Sharpe played a significant role in a controversy arising in 1859 over excavations in Egypt by Joseph Hekekyan, supervised also by Leonard Horner, that had been carried out earlier in the 1850s. On the reliance for stratigraphy on a hypothesis about the rate of deposition of sediment by the River Nile, Sharpe proposed that the site must have had an embankment, upsetting the basis of calculation. He found support from Wilkinson, and others, and a ramifying discussion was referred to Charles Lyell. Lyell also found merit in Sharpe's proposal. The debate on the antiquity of man was then at its height, and the point at issue on dating Egyptian remains was therefore topical.

===Christianity===
His revision of the authorised version of the Old Testament was first issued in 1865. In eight editions of his New Testament, and four of his Old, he devoted care to the improvement of his work. As a translator he was concerned to remove archaisms. Among the last advocates of unpointed Hebrew, he published manuals for instruction in this system. His History of the Hebrew Nation and its Literature, 1869, and his exegetical works bear his individual stamp. He said of himself, "I am a heretic in everything, even among Unitarians".

For the Unitarian weekly, The Inquirer, founded in 1842 by Edward Hill, he wrote for some years, though he thought newspaper writing "a bad employment." He resumed in 1876 when the Christian Life was started by his friend Robert Spears, writing a weekly article till his death. He had contributed papers, chiefly biblical, to the Christian Reformer (1834–63) with the signature 'S. S.,' and to many other periodicals.

==Family==
In 1827 Sharpe married his first cousin Sarah (born 1796, died 3 June 1851), daughter of Joseph Sharpe, and had six children, of whom two daughters survived him. The girls are described as offering "efficient help" in his studies, for example by tracing Egyptian hieroglyphs, and with their assistance he was able to make available "by far the largest collection of hieroglyphical inscriptions ever yet published".

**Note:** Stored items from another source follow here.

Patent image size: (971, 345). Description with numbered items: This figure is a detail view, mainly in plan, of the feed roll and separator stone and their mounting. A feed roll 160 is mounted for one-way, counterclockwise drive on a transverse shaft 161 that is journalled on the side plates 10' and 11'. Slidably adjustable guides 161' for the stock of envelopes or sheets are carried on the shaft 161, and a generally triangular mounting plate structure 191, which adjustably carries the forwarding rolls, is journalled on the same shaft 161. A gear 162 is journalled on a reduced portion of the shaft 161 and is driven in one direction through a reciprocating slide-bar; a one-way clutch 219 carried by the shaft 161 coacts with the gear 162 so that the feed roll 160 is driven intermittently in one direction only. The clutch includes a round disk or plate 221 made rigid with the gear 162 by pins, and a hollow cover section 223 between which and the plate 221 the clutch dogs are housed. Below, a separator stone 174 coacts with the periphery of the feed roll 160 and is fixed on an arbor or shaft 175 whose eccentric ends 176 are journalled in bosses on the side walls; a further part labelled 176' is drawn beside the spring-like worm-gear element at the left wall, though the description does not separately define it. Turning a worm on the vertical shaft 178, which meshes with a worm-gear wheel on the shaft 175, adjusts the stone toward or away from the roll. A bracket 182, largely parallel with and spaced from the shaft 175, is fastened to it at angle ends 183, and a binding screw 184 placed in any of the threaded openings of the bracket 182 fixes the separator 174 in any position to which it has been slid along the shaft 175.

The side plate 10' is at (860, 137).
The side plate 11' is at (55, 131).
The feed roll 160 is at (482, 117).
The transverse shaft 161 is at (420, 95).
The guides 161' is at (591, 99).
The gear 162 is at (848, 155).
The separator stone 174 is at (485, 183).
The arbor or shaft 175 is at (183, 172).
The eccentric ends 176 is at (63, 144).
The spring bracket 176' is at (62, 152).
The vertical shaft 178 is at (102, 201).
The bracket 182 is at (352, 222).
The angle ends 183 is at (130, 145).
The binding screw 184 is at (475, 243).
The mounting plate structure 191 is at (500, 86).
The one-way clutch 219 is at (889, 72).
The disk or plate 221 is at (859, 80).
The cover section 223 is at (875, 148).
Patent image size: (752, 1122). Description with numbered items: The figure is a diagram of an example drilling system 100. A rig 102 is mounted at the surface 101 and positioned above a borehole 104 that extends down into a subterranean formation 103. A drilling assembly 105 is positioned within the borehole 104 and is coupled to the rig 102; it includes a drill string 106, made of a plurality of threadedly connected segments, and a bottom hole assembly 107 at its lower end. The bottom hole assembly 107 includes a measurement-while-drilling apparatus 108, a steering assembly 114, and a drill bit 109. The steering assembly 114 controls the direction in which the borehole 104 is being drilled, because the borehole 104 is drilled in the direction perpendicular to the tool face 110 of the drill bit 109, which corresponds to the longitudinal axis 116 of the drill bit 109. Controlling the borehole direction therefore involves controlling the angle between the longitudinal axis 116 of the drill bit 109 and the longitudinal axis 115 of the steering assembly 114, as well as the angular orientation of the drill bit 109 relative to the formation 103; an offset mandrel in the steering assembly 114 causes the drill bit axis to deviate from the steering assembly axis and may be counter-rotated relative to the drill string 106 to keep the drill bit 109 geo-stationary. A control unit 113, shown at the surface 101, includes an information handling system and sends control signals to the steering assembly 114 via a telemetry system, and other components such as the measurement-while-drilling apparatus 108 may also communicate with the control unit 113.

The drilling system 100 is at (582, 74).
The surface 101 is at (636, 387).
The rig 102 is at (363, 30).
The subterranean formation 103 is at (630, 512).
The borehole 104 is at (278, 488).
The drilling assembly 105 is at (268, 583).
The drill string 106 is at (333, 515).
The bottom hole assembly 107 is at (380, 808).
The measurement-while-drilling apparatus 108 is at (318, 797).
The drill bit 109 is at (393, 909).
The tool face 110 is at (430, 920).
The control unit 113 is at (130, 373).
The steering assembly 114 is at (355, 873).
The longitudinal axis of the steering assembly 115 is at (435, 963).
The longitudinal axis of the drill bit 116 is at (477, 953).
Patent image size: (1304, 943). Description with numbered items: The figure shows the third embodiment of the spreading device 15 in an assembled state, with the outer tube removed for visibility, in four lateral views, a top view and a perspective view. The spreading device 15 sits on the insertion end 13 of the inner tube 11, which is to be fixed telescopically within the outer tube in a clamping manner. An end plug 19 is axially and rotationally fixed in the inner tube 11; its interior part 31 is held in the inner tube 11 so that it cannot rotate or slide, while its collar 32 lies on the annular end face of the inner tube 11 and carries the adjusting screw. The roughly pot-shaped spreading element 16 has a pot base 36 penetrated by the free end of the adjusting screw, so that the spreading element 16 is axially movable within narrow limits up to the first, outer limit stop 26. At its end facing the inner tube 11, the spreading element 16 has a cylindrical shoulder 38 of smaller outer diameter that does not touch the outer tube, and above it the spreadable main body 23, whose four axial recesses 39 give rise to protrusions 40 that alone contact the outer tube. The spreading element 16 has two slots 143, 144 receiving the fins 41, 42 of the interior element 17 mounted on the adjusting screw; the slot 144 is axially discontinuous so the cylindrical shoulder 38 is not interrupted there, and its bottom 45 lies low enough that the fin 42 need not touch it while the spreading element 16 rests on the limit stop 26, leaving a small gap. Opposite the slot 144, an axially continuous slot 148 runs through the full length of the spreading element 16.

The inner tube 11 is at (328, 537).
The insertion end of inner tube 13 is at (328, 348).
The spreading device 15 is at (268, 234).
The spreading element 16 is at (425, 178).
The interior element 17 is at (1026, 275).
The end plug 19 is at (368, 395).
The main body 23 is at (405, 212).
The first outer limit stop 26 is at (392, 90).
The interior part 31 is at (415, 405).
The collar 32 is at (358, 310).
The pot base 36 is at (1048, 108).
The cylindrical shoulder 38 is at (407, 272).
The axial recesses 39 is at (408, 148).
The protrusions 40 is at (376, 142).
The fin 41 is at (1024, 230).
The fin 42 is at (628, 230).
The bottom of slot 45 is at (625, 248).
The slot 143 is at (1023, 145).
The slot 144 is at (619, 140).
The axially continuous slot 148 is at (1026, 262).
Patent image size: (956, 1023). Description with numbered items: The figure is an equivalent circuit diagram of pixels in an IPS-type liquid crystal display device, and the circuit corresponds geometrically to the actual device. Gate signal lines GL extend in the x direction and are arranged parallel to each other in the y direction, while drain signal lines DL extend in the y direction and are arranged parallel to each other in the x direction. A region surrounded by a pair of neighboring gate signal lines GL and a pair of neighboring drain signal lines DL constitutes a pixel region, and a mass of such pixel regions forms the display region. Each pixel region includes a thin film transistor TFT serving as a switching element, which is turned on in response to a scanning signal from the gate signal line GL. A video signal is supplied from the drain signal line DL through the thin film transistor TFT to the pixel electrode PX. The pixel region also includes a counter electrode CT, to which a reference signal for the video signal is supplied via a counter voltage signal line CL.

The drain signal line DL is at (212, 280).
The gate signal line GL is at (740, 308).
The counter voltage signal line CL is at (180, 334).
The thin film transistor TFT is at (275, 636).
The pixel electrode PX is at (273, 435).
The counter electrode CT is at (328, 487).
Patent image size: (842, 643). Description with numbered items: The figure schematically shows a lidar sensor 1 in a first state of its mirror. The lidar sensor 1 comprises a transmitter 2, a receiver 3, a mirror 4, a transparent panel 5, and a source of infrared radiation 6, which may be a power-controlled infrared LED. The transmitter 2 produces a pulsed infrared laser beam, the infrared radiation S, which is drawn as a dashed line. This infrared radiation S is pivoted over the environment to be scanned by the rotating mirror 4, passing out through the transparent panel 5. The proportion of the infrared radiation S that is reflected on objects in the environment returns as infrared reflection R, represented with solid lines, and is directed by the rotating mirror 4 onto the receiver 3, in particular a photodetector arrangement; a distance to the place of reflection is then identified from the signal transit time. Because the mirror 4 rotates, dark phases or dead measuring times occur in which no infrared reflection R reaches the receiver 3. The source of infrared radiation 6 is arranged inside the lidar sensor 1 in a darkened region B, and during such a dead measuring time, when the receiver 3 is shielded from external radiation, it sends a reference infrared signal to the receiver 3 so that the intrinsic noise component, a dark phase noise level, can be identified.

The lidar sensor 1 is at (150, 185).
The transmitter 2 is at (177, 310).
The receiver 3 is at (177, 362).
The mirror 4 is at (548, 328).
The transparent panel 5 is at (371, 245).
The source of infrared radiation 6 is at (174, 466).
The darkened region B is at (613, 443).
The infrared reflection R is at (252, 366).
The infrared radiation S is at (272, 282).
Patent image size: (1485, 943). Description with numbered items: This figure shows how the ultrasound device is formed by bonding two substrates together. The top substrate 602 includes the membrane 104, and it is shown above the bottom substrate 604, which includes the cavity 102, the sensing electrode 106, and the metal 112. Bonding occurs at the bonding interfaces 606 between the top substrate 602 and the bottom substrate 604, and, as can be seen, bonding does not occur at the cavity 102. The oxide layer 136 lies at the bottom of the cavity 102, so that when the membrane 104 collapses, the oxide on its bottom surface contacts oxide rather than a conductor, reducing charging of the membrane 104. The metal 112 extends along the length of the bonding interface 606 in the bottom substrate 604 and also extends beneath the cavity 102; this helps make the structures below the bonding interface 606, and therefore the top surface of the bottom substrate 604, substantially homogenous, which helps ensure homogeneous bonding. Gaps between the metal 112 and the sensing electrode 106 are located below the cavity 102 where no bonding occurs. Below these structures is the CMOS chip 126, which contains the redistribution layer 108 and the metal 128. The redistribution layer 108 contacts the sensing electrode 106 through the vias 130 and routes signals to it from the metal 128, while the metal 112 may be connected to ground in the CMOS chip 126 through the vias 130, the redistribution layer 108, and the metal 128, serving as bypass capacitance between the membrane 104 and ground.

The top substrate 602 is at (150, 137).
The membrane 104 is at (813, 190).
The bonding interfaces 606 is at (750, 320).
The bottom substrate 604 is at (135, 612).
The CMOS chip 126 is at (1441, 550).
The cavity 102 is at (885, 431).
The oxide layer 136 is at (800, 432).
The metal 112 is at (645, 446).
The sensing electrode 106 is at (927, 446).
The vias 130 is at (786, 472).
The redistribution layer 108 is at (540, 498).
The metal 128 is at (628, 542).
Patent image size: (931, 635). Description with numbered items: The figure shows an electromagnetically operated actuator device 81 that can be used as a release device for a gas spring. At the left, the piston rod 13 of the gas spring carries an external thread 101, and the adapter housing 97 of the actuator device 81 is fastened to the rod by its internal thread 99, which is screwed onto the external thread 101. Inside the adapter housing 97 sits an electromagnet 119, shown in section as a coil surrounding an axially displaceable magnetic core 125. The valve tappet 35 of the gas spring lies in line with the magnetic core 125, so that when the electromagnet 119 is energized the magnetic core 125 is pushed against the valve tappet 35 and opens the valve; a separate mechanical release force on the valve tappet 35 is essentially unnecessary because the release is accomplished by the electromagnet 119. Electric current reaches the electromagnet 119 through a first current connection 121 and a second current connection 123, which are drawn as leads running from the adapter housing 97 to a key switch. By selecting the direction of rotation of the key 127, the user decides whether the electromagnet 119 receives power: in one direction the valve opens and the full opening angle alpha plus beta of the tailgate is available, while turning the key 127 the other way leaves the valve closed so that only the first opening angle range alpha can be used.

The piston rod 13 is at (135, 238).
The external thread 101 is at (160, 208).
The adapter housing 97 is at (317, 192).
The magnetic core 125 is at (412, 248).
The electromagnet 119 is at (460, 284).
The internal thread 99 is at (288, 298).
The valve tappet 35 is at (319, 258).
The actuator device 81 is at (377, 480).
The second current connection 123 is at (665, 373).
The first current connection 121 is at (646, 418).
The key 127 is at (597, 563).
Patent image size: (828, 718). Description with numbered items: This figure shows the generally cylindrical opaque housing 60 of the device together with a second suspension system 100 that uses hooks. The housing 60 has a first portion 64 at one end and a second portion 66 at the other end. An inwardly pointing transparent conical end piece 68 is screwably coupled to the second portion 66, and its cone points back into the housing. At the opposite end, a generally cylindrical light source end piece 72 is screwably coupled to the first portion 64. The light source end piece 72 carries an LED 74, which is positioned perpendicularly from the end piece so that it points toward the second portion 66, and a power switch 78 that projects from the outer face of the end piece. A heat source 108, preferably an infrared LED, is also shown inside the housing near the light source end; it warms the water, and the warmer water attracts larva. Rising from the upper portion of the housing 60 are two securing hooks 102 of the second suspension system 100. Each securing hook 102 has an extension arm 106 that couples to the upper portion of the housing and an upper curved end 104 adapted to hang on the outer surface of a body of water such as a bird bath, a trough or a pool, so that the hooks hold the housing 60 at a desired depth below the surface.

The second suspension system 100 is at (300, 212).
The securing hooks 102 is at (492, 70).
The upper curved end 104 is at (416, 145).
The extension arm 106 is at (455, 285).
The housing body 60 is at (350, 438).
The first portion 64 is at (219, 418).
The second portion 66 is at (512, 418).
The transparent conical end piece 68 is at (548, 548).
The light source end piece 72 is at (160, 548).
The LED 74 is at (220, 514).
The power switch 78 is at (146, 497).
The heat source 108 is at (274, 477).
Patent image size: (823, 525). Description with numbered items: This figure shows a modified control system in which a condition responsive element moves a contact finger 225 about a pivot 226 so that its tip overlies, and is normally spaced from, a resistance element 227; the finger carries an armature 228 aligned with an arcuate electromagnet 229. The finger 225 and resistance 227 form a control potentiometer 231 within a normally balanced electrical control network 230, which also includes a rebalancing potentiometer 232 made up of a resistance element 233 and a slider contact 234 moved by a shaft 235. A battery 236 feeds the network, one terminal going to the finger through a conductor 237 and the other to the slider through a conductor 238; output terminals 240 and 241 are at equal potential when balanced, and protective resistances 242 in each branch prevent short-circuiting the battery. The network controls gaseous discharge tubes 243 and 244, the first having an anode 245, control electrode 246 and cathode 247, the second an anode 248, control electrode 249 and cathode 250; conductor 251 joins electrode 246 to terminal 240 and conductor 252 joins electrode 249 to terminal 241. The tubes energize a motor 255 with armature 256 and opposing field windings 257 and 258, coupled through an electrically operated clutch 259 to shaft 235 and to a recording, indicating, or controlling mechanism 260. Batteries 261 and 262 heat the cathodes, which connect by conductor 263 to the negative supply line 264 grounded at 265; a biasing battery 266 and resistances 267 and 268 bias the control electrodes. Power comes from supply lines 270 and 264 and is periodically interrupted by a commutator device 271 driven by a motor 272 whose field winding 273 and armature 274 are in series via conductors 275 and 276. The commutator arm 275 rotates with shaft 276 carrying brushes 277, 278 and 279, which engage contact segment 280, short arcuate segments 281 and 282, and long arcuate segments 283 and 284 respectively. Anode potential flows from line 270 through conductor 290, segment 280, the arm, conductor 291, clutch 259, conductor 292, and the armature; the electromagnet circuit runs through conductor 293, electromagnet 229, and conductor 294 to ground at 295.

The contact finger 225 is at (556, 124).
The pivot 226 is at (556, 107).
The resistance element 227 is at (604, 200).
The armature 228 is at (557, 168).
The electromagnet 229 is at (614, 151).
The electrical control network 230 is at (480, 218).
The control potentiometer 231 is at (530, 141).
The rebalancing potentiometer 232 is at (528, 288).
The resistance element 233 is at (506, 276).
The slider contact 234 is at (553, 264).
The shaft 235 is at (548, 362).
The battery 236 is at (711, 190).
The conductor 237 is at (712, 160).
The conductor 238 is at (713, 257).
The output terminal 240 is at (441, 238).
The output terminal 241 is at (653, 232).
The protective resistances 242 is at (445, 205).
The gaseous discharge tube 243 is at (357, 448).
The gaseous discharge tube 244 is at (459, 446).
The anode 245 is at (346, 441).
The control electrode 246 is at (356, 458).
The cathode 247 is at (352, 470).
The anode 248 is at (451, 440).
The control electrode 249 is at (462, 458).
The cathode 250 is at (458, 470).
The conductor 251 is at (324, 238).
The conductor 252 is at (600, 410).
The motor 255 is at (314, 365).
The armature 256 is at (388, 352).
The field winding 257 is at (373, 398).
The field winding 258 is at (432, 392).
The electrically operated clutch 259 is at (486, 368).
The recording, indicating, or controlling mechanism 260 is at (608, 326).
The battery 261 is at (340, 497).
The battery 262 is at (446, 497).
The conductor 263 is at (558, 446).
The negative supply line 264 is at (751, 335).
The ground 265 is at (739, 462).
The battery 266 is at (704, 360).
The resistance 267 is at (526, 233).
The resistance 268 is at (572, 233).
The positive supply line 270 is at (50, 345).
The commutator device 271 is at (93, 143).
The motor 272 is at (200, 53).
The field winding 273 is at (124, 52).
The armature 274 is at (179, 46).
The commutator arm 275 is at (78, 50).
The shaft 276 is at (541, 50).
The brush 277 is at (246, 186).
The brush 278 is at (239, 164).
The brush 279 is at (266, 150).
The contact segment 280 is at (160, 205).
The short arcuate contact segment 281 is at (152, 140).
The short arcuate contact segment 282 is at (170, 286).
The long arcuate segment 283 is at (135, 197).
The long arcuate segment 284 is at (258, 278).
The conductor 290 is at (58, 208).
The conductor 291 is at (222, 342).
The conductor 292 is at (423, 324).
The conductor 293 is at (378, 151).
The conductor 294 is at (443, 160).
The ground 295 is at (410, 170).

When Samuel Rogers died in 1855, he left his literary copyrights to Sharpe. Alexander Dyce published Recollections of the Table-Talk of Samuel Rogers (1856), which encountered heavy criticism, particularly from family members. Sharpe took the line that Dyce had acted in good faith, and did what he could to reassure Dyce.

In 1885 Matilda Sharpe and Emily Sharpe endowed the Channing School for Girls, primarily for the daughters of Unitarian ministers, and named after William Ellery Channing. They had cut their teeth, from ages 11 and 13, teaching at the Sunday School he established at Newington Green.